‘Game Of Thrones’ Fans May Have To Wait Even Longer For The Final Season

HBO

In July, HBO chief Casey Bloys promised Game of Thrones fans that the eighth and final season of the hugely popular fantasy series would debut sometime in the “first half” of 2019. In a more recent interview with Huffington Post, however, visual effects supervisor Joe Bauer inadvertently suggested that the show’s concluding string of episodes probably won’t air until much later.

The topic came about during a discussion of the seventh season’s record-breaking 22 Emmy nominations for the upcoming 2018 telecast. “In two years we’ll be eligible for the Season 8 work, which we’re just beginning now,” Bauer explained. In other words, it sounds like what the Game of Thrones visual effects team is doing for the final season won’t be eligible for awards consideration until the 2020 Emmy nomination and awards ballots are out for consideration:

“We’re going to be toiling away on Season 8 until May of 2019, so it’s eight or nine months away,” he added. “But the prequel is starting to shoot in February, at least the pilot. So we’ll still have quite a lot to do on Season 8 when they’re beginning.”

Bauer said he’s blocked off his schedule until next May for Game of Thrones effects work. “So much of it comes down to timing and all that stuff. The situation changes every week. I know I’m not doing anything else but Thrones until May of next year.”
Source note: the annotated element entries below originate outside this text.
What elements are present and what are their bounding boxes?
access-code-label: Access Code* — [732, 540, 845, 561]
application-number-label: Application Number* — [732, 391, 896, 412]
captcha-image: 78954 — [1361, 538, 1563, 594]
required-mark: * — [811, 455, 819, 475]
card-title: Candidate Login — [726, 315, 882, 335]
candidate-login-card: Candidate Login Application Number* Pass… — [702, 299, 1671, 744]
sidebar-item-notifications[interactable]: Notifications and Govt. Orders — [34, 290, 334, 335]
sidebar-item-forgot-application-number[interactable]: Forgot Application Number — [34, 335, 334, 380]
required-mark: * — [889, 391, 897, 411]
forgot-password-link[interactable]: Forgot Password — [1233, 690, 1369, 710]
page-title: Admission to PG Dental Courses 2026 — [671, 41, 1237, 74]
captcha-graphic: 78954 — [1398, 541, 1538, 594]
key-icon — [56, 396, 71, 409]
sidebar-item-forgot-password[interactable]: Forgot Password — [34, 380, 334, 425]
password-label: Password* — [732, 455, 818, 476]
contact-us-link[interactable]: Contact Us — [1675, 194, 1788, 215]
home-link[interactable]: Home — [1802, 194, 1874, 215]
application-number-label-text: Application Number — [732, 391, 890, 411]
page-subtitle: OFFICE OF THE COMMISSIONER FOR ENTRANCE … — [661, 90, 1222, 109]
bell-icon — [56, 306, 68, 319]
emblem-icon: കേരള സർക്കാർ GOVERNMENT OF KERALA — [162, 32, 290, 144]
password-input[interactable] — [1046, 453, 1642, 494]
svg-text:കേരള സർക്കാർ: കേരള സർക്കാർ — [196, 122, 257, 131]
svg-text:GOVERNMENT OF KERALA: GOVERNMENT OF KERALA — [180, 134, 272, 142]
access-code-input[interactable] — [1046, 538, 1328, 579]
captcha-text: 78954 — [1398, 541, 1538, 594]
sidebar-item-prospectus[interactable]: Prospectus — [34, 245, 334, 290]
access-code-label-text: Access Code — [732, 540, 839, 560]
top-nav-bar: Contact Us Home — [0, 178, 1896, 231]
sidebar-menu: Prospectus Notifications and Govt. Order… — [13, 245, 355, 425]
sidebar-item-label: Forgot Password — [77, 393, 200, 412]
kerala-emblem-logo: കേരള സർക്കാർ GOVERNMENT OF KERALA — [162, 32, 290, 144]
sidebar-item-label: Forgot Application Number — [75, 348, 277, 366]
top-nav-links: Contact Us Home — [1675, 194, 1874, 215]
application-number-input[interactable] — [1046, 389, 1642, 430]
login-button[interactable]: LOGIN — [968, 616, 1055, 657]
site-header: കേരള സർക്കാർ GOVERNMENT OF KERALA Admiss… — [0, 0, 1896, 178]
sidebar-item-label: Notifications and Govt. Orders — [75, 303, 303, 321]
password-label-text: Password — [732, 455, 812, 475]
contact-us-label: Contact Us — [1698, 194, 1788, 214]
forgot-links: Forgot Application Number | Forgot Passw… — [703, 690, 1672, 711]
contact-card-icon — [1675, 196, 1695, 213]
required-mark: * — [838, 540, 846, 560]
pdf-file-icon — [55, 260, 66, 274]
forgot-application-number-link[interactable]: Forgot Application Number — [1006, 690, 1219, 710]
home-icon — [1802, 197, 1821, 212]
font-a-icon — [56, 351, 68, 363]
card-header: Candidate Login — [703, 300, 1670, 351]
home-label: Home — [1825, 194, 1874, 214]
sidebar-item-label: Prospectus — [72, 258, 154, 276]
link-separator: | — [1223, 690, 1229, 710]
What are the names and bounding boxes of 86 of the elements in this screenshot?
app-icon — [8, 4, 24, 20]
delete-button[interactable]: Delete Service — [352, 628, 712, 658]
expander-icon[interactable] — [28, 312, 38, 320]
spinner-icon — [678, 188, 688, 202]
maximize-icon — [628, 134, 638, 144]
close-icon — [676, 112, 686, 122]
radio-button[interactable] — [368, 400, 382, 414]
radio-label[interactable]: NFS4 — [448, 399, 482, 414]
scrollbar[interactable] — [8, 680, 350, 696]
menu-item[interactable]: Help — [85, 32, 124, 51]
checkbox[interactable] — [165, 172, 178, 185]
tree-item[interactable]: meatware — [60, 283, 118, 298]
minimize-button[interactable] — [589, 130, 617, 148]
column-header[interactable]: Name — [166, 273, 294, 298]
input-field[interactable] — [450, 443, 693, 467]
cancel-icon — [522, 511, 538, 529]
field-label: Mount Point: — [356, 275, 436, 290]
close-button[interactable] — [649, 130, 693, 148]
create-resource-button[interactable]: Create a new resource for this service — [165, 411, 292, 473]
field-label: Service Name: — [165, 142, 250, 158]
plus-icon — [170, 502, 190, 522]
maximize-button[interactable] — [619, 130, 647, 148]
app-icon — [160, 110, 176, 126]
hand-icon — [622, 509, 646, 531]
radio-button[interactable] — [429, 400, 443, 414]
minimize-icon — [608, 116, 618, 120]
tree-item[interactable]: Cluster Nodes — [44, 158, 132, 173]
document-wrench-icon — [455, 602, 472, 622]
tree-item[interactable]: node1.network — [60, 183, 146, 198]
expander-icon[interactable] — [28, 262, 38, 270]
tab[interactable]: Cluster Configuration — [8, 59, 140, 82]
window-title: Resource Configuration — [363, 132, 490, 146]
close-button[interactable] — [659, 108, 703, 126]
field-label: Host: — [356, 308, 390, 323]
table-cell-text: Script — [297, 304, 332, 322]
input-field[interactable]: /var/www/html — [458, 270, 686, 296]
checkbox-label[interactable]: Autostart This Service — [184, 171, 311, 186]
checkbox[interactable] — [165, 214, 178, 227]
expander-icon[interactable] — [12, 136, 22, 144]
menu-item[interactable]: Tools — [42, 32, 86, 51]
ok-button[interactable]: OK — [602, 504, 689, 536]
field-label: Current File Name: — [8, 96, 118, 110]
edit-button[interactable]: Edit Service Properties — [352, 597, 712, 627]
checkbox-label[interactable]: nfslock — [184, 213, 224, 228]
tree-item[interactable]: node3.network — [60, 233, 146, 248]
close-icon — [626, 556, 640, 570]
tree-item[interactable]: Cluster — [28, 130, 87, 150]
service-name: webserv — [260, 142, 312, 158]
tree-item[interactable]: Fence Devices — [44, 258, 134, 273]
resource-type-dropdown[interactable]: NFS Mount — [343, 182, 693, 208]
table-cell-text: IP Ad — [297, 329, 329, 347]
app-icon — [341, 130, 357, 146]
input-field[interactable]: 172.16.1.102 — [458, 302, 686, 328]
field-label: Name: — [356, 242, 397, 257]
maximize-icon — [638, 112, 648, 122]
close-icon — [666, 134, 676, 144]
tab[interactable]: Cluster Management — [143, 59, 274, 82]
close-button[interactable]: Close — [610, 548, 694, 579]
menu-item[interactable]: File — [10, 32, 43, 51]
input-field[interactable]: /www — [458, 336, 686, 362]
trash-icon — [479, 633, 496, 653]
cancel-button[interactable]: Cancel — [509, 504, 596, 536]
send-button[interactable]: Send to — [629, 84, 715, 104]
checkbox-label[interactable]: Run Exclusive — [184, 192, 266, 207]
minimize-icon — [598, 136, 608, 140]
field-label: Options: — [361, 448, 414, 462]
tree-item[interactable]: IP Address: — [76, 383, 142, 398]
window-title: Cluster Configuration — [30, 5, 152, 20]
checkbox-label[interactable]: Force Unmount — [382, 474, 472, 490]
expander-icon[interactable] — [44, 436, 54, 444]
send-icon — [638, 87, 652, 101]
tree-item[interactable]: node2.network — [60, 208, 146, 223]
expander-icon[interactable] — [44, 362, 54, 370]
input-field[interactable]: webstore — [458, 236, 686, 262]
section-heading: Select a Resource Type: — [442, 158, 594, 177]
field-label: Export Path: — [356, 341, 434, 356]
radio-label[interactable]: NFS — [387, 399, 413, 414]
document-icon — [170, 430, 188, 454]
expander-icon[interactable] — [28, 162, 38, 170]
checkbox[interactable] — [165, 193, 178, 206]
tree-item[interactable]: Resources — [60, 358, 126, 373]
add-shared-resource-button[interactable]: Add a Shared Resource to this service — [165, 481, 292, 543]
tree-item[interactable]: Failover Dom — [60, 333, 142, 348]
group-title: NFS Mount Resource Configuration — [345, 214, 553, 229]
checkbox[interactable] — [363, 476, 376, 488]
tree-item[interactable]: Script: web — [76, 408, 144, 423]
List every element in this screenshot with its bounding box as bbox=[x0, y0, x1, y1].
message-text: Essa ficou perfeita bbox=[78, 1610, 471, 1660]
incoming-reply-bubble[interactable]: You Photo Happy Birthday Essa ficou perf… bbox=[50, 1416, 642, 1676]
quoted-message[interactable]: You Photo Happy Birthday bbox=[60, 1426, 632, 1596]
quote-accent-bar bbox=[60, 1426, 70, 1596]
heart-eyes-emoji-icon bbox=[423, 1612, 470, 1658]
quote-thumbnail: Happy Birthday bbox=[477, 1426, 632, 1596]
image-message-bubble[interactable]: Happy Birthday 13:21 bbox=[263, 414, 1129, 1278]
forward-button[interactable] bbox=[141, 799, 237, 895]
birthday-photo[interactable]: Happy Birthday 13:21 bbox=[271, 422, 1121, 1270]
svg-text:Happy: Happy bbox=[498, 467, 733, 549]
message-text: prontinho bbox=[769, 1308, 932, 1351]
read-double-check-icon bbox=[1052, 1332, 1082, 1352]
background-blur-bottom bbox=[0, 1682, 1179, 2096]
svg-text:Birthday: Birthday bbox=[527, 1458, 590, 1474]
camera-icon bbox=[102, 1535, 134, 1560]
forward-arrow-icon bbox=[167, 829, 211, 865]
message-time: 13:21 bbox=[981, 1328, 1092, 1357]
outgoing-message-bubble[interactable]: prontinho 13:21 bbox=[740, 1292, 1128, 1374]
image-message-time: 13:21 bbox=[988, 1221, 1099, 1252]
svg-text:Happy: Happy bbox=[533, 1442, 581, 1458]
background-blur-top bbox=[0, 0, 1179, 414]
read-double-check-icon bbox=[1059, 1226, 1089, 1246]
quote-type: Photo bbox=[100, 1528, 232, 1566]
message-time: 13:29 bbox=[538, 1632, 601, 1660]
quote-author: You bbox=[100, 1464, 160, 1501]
Of course, that Bauer and his team will be toiling away on the final season until May 2019 doesn’t mean that episodes won’t begin debuting before then. What’s more, as Huffington Post notes, May 31 is the official cut-off date for Television Academy consideration, so any episodes that presumably air before then would be eligible for submission for the 2019 Emmys. Academy rules also allow for “hanging episodes,” for series whose runs are divided by the awards consideration cut-off date, to qualify for pre-cut-off awards submission.

But if Bauer believes that most of his work, and therefore most of the episodes, will be airing late enough to place Game of Thrones‘ final season in the 2020 Emmys contest, then it looks like fans will have to wait a little longer than the previously hinted release timeline.